Deon Cole has come a long way from the South Side of Chicago where he started doing stand-up comedy. His work has taken him from BET’s Comic View to Conan and now to his own series, Deon Cole’s Black Box, set to premiere Monday, June 10 on TBS. Here, Life+Times talks with Cole – an Emmy-nominated writer for Conan O’Brien‘s late night show, also on TBS – about his new series and the road he traveled to get there.
Life+Times: So what is Deon Cole’s Black Box about?
Deon Cole: It’s a show of me for 20 minutes just talking about what’s trending in pop culture, what’s going on in the news, on the web, on TV. I’m talking about it from my perspective, my point of view and sharing it with the world.
L+T: How did the opportunity for you to have your own show come about?
DC: It was something me and my partner Doug Hill came up with – we both work for Conan’s show. So, we had a bad day of pitching ideas and thought we’d come together and collaborate the ideas. When we did, we showed it to Conan; Conan liked it, then we went to TBS and they liked, so here we go.
L+T: How was it to work with Conan O’Brien. What did you learn working in that environment and, how did that help you grow as a comedian?
DC: Well being a writer for Conan, you’re not writing for a regular person. You’re writing for a writer. He’s legendary. He wrote for The Simpsons, Saturday Night Live, etc. He teaches you, as you go on, that funny is funny. It ain’t always gotta be something ignorant or right in your face. Funny is funny. You can look at something that’s stupid as hell and think it’s funny. You laugh, and it’s dumb as hell, but you’re laughing. He also taught me don’t search for magical moments all the time because if every moment was magical, we wouldn’t have magical moments. So, embrace the backlash on a lot of stuff and that makes the magical moments even sweeter.
L+T: Who are some other folks you grew up studying?
DC: George Carlin, Richard Pryor, Eddie Murphy. In Chicago, I studied Bernie Mac, George Wilborn, Adele Givens. Also, Ellen DeGeneres is a real big influence on me. She took detail and made it big. That was her thing. She would take the smallest thing and make it a big deal, and I always thought that was genius to do.
L+T: There aren’t a whole lot of Black comedians with their own TV show. What position are you in and what responsibilities that come with that.
DC: It’s a big responsibility. I’ve always had this responsibility on me as far as even writing for Conan, me being the first Black writer he’s ever had and being one of the first Black writers in late-night period.

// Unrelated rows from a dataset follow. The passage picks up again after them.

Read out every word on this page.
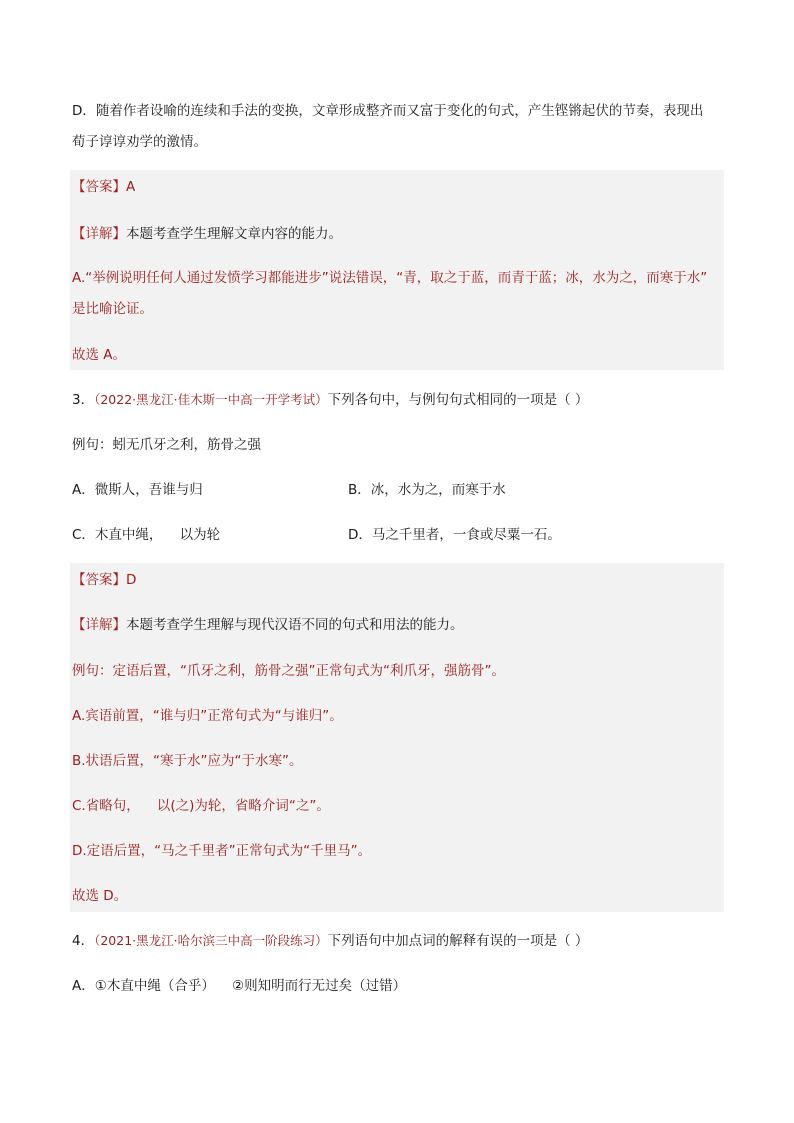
D．随着作者设喻的连续和手法的变换，文章形成整齐而又富于变化的句式，产生铿锵起伏的节奏，表现出
荀子谆谆劝学的激情。
【答案】A
【详解】本题考查学生理解文章内容的能力。
A.“举例说明任何人通过发愤学习都能进步”说法错误，“青，取之于蓝，而青于蓝；冰，水为之，而寒于水”
是比喻论证。
故选 A。
3．（2022·黑龙江·佳木斯一中高一开学考试）下列各句中，与例句句式相同的一项是（ ）
例句：蚓无爪牙之利，筋骨之强
A．微斯人，吾谁与归	B．冰，水为之，而寒于水
C．木直中绳，    以为轮	D．马之千里者，一食或尽粟一石。
【答案】D
【详解】本题考查学生理解与现代汉语不同的句式和用法的能力。
例句：定语后置，“爪牙之利，筋骨之强”正常句式为“利爪牙，强筋骨”。
A.宾语前置，“谁与归”正常句式为“与谁归”。
B.状语后置，“寒于水”应为“于水寒”。
C.省略句，    以(之)为轮，省略介词“之”。
D.定语后置，“马之千里者”正常句式为“千里马”。
故选 D。
4．（2021·黑龙江·哈尔滨三中高一阶段练习）下列语句中加点词的解释有误的一项是（ ）
A．①木直中绳（合乎）    ②则知明而行无过矣（过错）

Like, one out of three or four. That was a big [deal] when it happened, and I really didn’t have any idea what was going on but when I did, I embraced it. I’ve always had the challenge of being funny to our demographic but still keeping it real. That was one thing Conan always made sure of – which is I’m grateful to this day – he always made sure I kept it 100 and I always made sure I kept it 100, and he always embraced it. It became funnier that way, for this Black dude from the South Side of Chicago kicking it with this white dude from Boston who graduated from Harvard and we both get along and it’s cool. For him to let me stay my self and stay true, that was real big in contributing to the success that I’ve been having. I feel as though I have to uphold that and keep it going knowing that you can still be true to yourself and still be funny and still deal with a demographic that’s predominantly white and still be who you are.
L+T: Did you ever think you would get to this point? I’m sure you’re not satisfied but it also has to be pretty gratifying to have made it this far.
DC: Absolutely. Somebody interviewed me not too long ago and said, “You’re doing Black Box, writing for Conan, doing stand-up – when do you sleep?” And I was like, “Man, I’ve been sleeping for years.” It ain’t time to sleep, I did all my sleep. People still sleeping on me. We’re done with sleeping. We’re gonna work and make it happen. That’s what life is about really, you gotta study and be prepared for when life calls you off the bench. You go in and you get a triple-double and you stay in the game. That’s what it was. When he hired me, I was ready, that’s what it is. That’s what everyone should focus on in life period: just be ready. When that time comes, shock ’em.
Deon Cole’s Black Box comes on Monday nights at 10 PM ET on TBS.